The exercises commenced on 10 September, involving 200,000 military personnel, 760 units of military equipment (including over 80 aircraft and helicopters, more than 290 tanks, 240 guns, multiple rocket launchers, and mortars), and 15 ships. They commenced simultaneously at 14 military ranges: Kirilovsky, Strugi Krasnye, Mulino, Pogonovo, Khmelevka, Pravdinsky, Dobrovolsky, Dorogobuzh, and Volsky, located on the territory of the Russian Federation, in the Baltic Sea, as well as at five ranges in the Republic of Belarus — Obuz-Lesnovsky, Brest, Chepelevo, Domanovsky, and Ruzhansky. The opening of the exercises took place in Mulino near Nizhny Novgorod.

The tactical concept of the Zapad-2021 exercises was standard: repelling the enemy's attack, drawing the enemy in, encircling, destroying, and going on the offensive.

The defending units were supported by 12 divisions (140 guns) of modernized self-propelled howitzers "Msta-S" (providing the so-called "Fire Shaft").

At the training grounds in the Kaliningrad Oblast, the military practiced actions to eliminate conditional illegal armed formations in urban conditions, as well as strikes against stationary and mobile targets. For the first time, the Platform-M ground-based robotic complexes were used there - robots armed with grenade launchers and a Kalashnikov assault rifle were successfully utilized by motorized infantry and paratroopers who controlled the process remotely.

T-72B3 tanks, equipped with additional dynamic protection and anti-mine trawls, along with the Terminator BMPT, played a significant role in the ground force offensive.

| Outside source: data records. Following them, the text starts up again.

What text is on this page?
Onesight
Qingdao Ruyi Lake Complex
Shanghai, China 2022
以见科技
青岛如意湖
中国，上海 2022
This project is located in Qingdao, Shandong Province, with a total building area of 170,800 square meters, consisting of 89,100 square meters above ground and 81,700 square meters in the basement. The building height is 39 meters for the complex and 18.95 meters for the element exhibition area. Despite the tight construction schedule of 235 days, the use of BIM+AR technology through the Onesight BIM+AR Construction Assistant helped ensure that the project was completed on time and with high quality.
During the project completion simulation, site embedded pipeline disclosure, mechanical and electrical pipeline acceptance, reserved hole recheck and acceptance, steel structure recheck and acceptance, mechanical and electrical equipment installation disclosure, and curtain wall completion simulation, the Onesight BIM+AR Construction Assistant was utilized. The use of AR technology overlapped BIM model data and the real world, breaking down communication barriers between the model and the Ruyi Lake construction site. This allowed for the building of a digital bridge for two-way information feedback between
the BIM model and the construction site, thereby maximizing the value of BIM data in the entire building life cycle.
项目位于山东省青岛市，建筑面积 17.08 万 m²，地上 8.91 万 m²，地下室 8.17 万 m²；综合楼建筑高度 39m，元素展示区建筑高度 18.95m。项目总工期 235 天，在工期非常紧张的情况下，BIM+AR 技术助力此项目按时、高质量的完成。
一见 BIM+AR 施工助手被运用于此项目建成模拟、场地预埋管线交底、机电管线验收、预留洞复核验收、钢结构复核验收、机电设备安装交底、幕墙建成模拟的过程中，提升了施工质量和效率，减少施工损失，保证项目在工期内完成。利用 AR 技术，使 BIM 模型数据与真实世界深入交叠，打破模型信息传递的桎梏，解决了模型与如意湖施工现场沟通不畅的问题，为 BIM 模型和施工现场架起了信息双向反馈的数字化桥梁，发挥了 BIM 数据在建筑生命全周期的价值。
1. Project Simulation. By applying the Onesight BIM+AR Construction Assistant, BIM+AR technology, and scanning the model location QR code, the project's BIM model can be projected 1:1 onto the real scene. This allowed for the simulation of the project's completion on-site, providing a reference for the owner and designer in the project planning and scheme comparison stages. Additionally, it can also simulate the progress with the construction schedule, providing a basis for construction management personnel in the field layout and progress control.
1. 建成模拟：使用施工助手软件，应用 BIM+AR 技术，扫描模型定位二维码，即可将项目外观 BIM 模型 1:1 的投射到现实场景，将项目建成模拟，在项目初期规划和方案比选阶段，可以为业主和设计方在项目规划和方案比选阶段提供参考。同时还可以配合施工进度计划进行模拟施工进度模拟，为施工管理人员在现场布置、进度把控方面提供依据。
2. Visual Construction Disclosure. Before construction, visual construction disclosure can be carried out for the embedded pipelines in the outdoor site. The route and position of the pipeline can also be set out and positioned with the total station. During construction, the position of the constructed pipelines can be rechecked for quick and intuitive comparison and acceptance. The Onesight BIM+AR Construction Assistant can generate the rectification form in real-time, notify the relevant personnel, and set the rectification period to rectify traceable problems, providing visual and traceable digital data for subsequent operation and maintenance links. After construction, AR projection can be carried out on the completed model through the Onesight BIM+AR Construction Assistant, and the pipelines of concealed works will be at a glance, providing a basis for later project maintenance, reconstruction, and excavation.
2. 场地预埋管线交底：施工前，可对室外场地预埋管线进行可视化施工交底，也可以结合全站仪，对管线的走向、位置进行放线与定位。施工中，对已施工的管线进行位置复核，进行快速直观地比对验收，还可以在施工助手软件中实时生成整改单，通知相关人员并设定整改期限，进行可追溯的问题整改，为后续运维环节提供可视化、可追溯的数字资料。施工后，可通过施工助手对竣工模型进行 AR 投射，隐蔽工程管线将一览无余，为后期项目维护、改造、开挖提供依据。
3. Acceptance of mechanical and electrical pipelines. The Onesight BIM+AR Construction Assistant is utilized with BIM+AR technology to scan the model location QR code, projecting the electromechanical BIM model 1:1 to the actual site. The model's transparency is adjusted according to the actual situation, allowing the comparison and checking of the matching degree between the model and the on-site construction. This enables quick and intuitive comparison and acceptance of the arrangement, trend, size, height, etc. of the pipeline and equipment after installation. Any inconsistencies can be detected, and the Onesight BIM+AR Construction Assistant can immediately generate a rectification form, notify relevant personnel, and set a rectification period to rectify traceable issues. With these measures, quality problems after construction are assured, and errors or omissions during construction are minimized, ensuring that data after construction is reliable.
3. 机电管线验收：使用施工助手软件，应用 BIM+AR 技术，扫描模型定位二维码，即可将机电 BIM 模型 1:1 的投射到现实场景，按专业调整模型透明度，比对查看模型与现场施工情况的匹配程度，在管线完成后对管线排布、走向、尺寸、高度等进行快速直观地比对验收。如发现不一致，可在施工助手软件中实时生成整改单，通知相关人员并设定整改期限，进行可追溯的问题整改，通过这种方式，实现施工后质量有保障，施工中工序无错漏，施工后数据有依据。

A platoon of the latest B-19 infantry fighting vehicles, fitted with the Epoch combat module, entered combat. Additionally, the heavy flamethrower systems TOS-1A "Solntsepek" collaborated for the first time with the latest remote mining complexes "Agriculture."

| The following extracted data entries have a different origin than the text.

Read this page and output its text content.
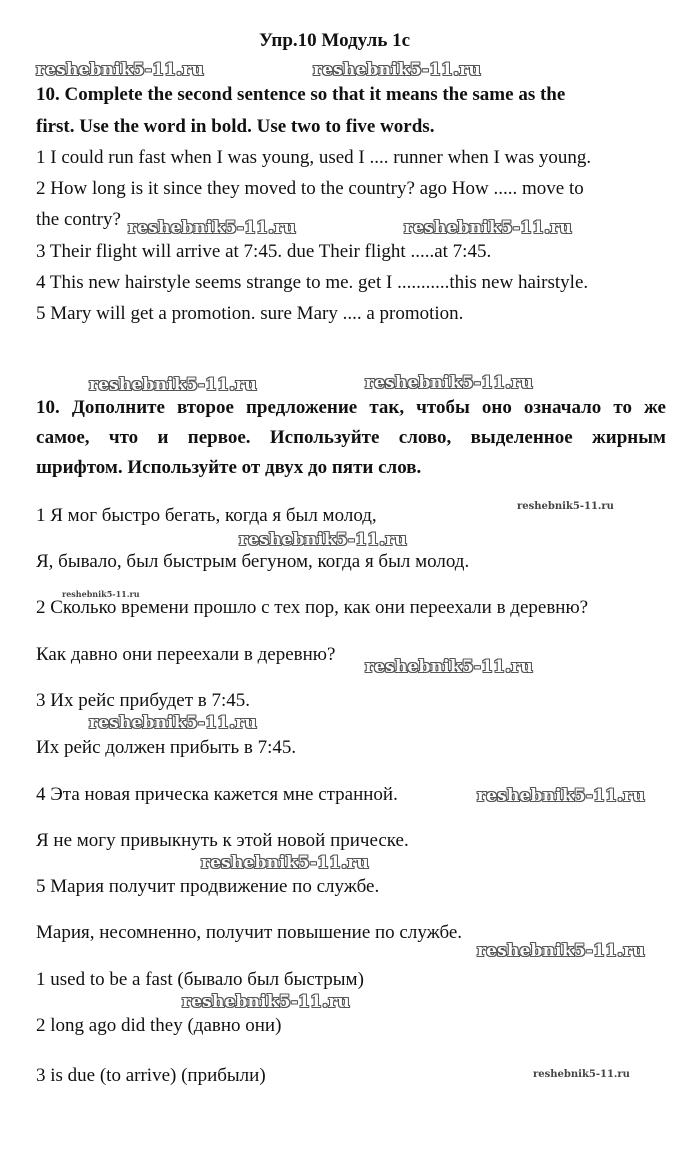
Упр.10 Модуль 1с
reshebnik5-11.ru	reshebnik5-11.ru
10. Complete the second sentence so that it means the same as the
first. Use the word in bold. Use two to five words.
1 I could run fast when I was young, used I .... runner when I was young.
2 How long is it since they moved to the country? ago How ..... move to
the contry? reshebnik5-11.ru	reshebnik5-11.ru
3 Their flight will arrive at 7:45. due Their flight .....at 7:45.
4 This new hairstyle seems strange to me. get I ...........this new hairstyle.
5 Mary will get a promotion. sure Mary .... a promotion.
reshebnik5-11.ru	reshebnik5-11.ru
10. Дополните второе предложение так, чтобы оно означало то же
самое, что и первое. Используйте слово, выделенное жирным
шрифтом. Используйте от двух до пяти слов.
1 Я мог быстро бегать, когда я был молод,	reshebnik5-11.ru
reshebnik5-11.ru
Я, бывало, был быстрым бегуном, когда я был молод.
reshebnik5-11.ru
2 Сколько времени прошло с тех пор, как они переехали в деревню?
Как давно они переехали в деревню?
reshebnik5-11.ru
3 Их рейс прибудет в 7:45.
reshebnik5-11.ru
Их рейс должен прибыть в 7:45.
4 Эта новая прическа кажется мне странной.	reshebnik5-11.ru
Я не могу привыкнуть к этой новой прическе.
reshebnik5-11.ru
5 Мария получит продвижение по службе.
Мария, несомненно, получит повышение по службе.
reshebnik5-11.ru
1 used to be a fast (бывало был быстрым)
reshebnik5-11.ru
2 long ago did they (давно они)
3 is due (to arrive) (прибыли)	reshebnik5-11.ru
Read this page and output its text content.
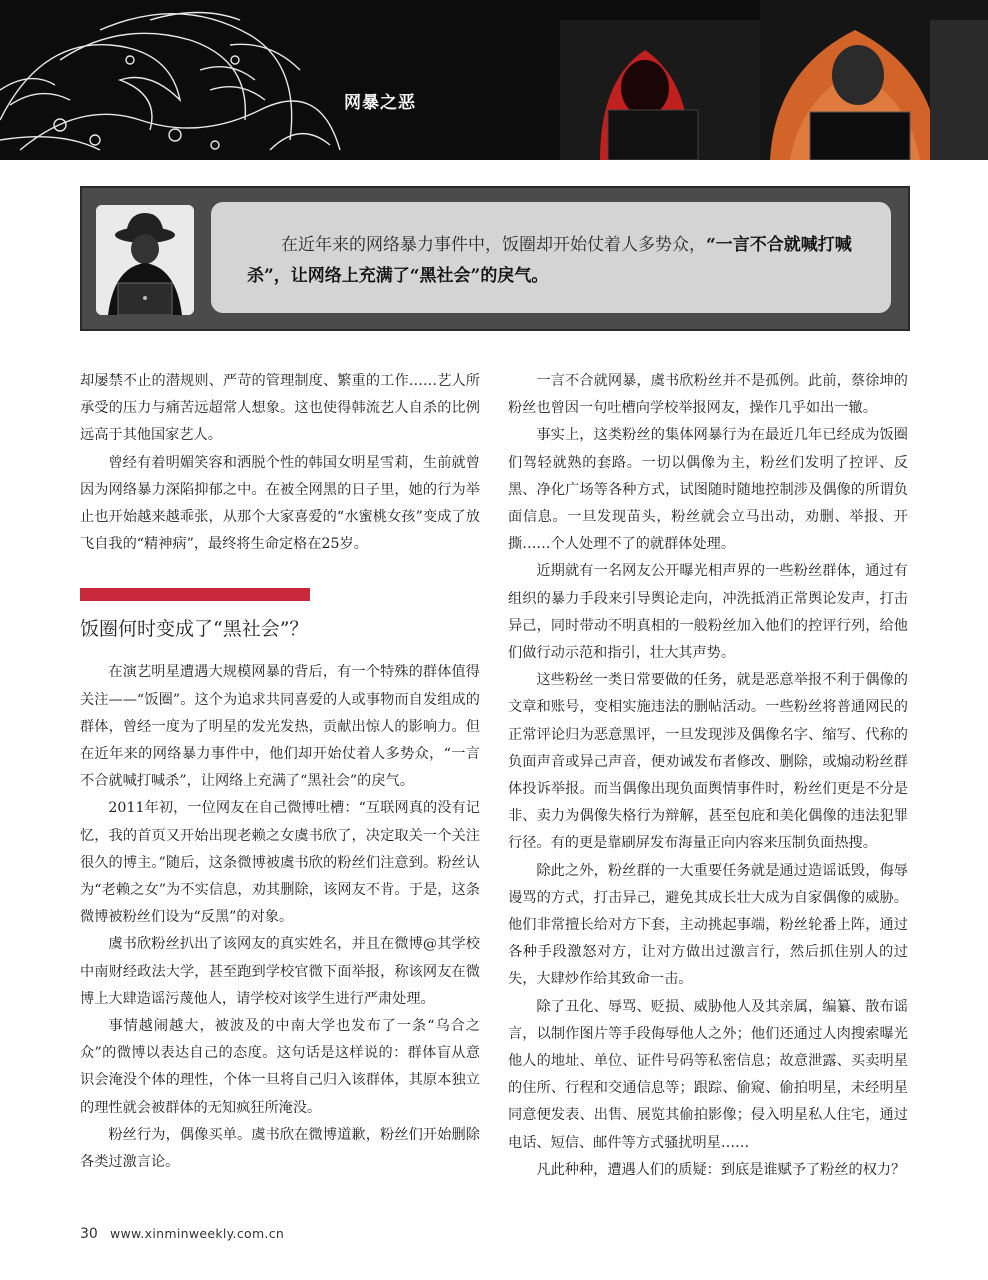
网暴之恶

在近年来的网络暴力事件中，饭圈却开始仗着人多势众，“一言不合就喊打喊杀”，让网络上充满了“黑社会”的戾气。

却屡禁不止的潜规则、严苛的管理制度、繁重的工作……艺人所承受的压力与痛苦远超常人想象。这也使得韩流艺人自杀的比例远高于其他国家艺人。

曾经有着明媚笑容和洒脱个性的韩国女明星雪莉，生前就曾因为网络暴力深陷抑郁之中。在被全网黑的日子里，她的行为举止也开始越来越乖张，从那个大家喜爱的“水蜜桃女孩”变成了放飞自我的“精神病”，最终将生命定格在25岁。

饭圈何时变成了“黑社会”？

在演艺明星遭遇大规模网暴的背后，有一个特殊的群体值得关注——“饭圈”。这个为追求共同喜爱的人或事物而自发组成的群体，曾经一度为了明星的发光发热，贡献出惊人的影响力。但在近年来的网络暴力事件中，他们却开始仗着人多势众，“一言不合就喊打喊杀”，让网络上充满了“黑社会”的戾气。

2011年初，一位网友在自己微博吐槽：“互联网真的没有记忆，我的首页又开始出现老赖之女虞书欣了，决定取关一个关注很久的博主。”随后，这条微博被虞书欣的粉丝们注意到。粉丝认为“老赖之女”为不实信息，劝其删除，该网友不肯。于是，这条微博被粉丝们设为“反黑”的对象。

虞书欣粉丝扒出了该网友的真实姓名，并且在微博@其学校中南财经政法大学，甚至跑到学校官微下面举报，称该网友在微博上大肆造谣污蔑他人，请学校对该学生进行严肃处理。

事情越闹越大，被波及的中南大学也发布了一条“乌合之众”的微博以表达自己的态度。这句话是这样说的：群体盲从意识会淹没个体的理性，个体一旦将自己归入该群体，其原本独立的理性就会被群体的无知疯狂所淹没。

粉丝行为，偶像买单。虞书欣在微博道歉，粉丝们开始删除各类过激言论。

一言不合就网暴，虞书欣粉丝并不是孤例。此前，蔡徐坤的粉丝也曾因一句吐槽向学校举报网友，操作几乎如出一辙。

事实上，这类粉丝的集体网暴行为在最近几年已经成为饭圈们驾轻就熟的套路。一切以偶像为主，粉丝们发明了控评、反黑、净化广场等各种方式，试图随时随地控制涉及偶像的所谓负面信息。一旦发现苗头，粉丝就会立马出动，劝删、举报、开撕……个人处理不了的就群体处理。

近期就有一名网友公开曝光相声界的一些粉丝群体，通过有组织的暴力手段来引导舆论走向，冲洗抵消正常舆论发声，打击异己，同时带动不明真相的一般粉丝加入他们的控评行列，给他们做行动示范和指引，壮大其声势。

这些粉丝一类日常要做的任务，就是恶意举报不利于偶像的文章和账号，变相实施违法的删帖活动。一些粉丝将普通网民的正常评论归为恶意黑评，一旦发现涉及偶像名字、缩写、代称的负面声音或异己声音，便劝诫发布者修改、删除，或煽动粉丝群体投诉举报。而当偶像出现负面舆情事件时，粉丝们更是不分是非、卖力为偶像失格行为辩解，甚至包庇和美化偶像的违法犯罪行径。有的更是靠刷屏发布海量正向内容来压制负面热搜。

除此之外，粉丝群的一大重要任务就是通过造谣诋毁，侮辱谩骂的方式，打击异己，避免其成长壮大成为自家偶像的威胁。他们非常擅长给对方下套，主动挑起事端，粉丝轮番上阵，通过各种手段激怒对方，让对方做出过激言行，然后抓住别人的过失，大肆炒作给其致命一击。

除了丑化、辱骂、贬损、威胁他人及其亲属，编纂、散布谣言，以制作图片等手段侮辱他人之外；他们还通过人肉搜索曝光他人的地址、单位、证件号码等私密信息；故意泄露、买卖明星的住所、行程和交通信息等；跟踪、偷窥、偷拍明星，未经明星同意便发表、出售、展览其偷拍影像；侵入明星私人住宅，通过电话、短信、邮件等方式骚扰明星……

凡此种种，遭遇人们的质疑：到底是谁赋予了粉丝的权力？

30 www.xinminweekly.com.cn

For the first time, engineering, surveillance, and strike robots played a significant role in the combat training of troops, alongside tanks and other ground and aviation equipment. The most notable were the Uran family machines, which directly engaged in battle formations with defending units and provided cover for the forces during position changes by motorized rifle units. Additionally, the Nerekhta robots were utilized for reconnaissance and fire support.

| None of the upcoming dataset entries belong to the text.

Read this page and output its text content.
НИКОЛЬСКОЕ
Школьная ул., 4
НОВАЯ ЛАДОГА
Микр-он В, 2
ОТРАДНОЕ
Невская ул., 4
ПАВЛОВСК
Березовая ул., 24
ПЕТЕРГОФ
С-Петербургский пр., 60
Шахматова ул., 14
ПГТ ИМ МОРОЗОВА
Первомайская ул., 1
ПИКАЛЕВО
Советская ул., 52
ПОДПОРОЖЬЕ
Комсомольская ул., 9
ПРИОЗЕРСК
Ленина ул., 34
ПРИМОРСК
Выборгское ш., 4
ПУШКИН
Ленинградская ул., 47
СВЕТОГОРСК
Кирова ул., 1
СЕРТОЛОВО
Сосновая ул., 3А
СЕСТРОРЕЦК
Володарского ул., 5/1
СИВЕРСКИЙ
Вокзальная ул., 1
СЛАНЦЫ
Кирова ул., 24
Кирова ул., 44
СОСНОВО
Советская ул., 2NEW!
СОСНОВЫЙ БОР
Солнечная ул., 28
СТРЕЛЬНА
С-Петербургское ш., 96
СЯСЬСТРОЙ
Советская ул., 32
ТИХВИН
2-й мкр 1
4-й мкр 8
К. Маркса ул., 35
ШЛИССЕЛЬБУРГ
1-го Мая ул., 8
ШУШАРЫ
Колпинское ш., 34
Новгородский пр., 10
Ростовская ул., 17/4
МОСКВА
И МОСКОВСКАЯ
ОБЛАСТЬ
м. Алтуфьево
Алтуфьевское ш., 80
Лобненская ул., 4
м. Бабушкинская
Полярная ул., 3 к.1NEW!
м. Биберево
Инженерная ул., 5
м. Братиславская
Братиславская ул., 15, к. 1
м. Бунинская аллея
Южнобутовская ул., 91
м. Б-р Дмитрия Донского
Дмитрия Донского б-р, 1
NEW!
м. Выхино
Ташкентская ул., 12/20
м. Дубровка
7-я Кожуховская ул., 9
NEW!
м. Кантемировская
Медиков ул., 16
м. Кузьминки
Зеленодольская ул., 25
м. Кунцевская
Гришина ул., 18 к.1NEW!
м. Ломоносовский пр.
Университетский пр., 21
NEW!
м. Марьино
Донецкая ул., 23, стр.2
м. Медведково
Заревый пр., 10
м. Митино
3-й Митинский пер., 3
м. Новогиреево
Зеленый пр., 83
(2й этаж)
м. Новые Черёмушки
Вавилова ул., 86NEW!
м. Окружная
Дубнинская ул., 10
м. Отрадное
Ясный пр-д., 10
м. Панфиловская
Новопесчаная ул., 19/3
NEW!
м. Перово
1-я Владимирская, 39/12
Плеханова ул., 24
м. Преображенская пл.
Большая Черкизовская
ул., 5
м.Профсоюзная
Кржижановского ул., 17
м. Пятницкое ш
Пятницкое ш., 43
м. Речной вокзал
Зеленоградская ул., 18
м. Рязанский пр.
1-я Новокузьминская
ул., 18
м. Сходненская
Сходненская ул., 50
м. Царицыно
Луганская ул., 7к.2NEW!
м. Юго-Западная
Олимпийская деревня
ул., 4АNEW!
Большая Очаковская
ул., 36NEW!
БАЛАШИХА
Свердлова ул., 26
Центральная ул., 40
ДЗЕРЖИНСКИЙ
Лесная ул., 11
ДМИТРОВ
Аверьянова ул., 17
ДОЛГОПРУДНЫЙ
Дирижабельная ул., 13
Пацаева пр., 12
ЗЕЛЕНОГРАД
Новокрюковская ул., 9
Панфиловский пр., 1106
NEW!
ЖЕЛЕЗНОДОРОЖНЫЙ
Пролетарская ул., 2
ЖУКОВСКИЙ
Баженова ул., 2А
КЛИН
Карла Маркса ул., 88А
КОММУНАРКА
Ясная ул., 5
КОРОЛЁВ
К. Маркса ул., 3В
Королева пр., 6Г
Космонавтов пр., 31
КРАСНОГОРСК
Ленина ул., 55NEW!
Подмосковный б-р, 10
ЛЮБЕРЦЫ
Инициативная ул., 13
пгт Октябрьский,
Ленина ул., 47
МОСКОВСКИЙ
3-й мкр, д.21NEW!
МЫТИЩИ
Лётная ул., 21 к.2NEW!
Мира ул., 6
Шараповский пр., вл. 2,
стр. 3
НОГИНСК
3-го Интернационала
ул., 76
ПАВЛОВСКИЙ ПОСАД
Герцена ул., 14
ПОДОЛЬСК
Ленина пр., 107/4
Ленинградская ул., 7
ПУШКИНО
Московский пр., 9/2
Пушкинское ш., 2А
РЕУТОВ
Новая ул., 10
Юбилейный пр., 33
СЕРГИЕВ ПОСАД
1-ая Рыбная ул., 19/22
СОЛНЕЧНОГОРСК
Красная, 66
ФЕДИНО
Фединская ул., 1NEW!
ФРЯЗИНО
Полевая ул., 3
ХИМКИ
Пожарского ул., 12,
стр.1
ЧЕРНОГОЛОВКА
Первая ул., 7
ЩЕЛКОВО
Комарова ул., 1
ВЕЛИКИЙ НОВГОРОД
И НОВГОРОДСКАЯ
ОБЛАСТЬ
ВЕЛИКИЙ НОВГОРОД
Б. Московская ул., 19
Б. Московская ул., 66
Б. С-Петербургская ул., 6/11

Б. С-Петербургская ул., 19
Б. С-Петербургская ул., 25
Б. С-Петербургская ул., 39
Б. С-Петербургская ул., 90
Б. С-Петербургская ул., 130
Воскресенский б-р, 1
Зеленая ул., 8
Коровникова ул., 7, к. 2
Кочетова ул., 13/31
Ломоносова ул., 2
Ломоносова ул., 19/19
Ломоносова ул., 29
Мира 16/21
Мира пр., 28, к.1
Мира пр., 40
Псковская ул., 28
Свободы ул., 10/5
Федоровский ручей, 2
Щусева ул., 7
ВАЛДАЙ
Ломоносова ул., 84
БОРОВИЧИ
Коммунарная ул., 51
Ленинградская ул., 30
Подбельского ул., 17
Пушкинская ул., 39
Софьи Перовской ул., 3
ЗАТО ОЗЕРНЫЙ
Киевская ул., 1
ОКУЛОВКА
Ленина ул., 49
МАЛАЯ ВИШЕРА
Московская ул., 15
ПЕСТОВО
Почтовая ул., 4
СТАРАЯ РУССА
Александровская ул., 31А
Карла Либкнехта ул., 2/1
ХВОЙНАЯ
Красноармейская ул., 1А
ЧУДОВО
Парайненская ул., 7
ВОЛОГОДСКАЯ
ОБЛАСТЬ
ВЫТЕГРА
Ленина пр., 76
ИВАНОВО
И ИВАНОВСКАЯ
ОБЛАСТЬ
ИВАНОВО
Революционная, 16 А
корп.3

For the first time, reconnaissance and strike UAVs were extensively deployed for operational purposes, providing cover for the maneuvering actions of defending units. They operated alongside the Sagittarius intelligence and communications complex.

Simultaneously, various groups of army aviation were engaged: Su-35S, Su-30SM, MiG-31BM, and Su-34 fighters provided air cover for the troop grouping. Helicopters, including variously modified Mi-8s, reconnaissance and strike Mi-28 "Night Hunter," attack Ka-52 "Alligator," and Mi-35s, operated at the forefront of the counteroffensive. They conducted tactical troop landings and transported equipment and weapons externally. Additionally, four squadrons of Su-34S fighter-bombers targeted key enemy defense installations.

The official "closing" ceremony took place on 15 September at the Mulino training ground in Nizhny Novgorod.

== Analysis and aftermath ==
International media and observers concluded that the activity represented training in preparation for a conflict with other European, probably NATO-aligned countries; the "fictional" enemies of the Russian and Belarusian units included forces from "Neris (a Lithuanian river), Pomoria and Polar Republic", which according to the exercise fomented domestic unrest in Belarus and then proceeded to invade it, leading to a Belarusian-Russian counterattack.

According to American General and Chairman of the Joint Chiefs of Staff Mark Milley, observations of Zapad 2021 helped the American intelligence community predict that the Russian invasion of Ukraine was imminent. This was because the exercise was much greater in scale, scope, composition, and duration than previous exercises. Following the exercise, Milley held a briefing with American President Joe Biden about the severity of the Russian threat towards Ukraine. Milley held a meeting with Chief of General Staff of the Russian Armed Forces, Valery Gerasimov, in Finland, on September 22, 2021, to de-escalate tensions in Europe.

Warsaw-based Belarusian former politician and dissident Andrej Sannikau also argued that Zapad 2021 was a preparation for the invasion.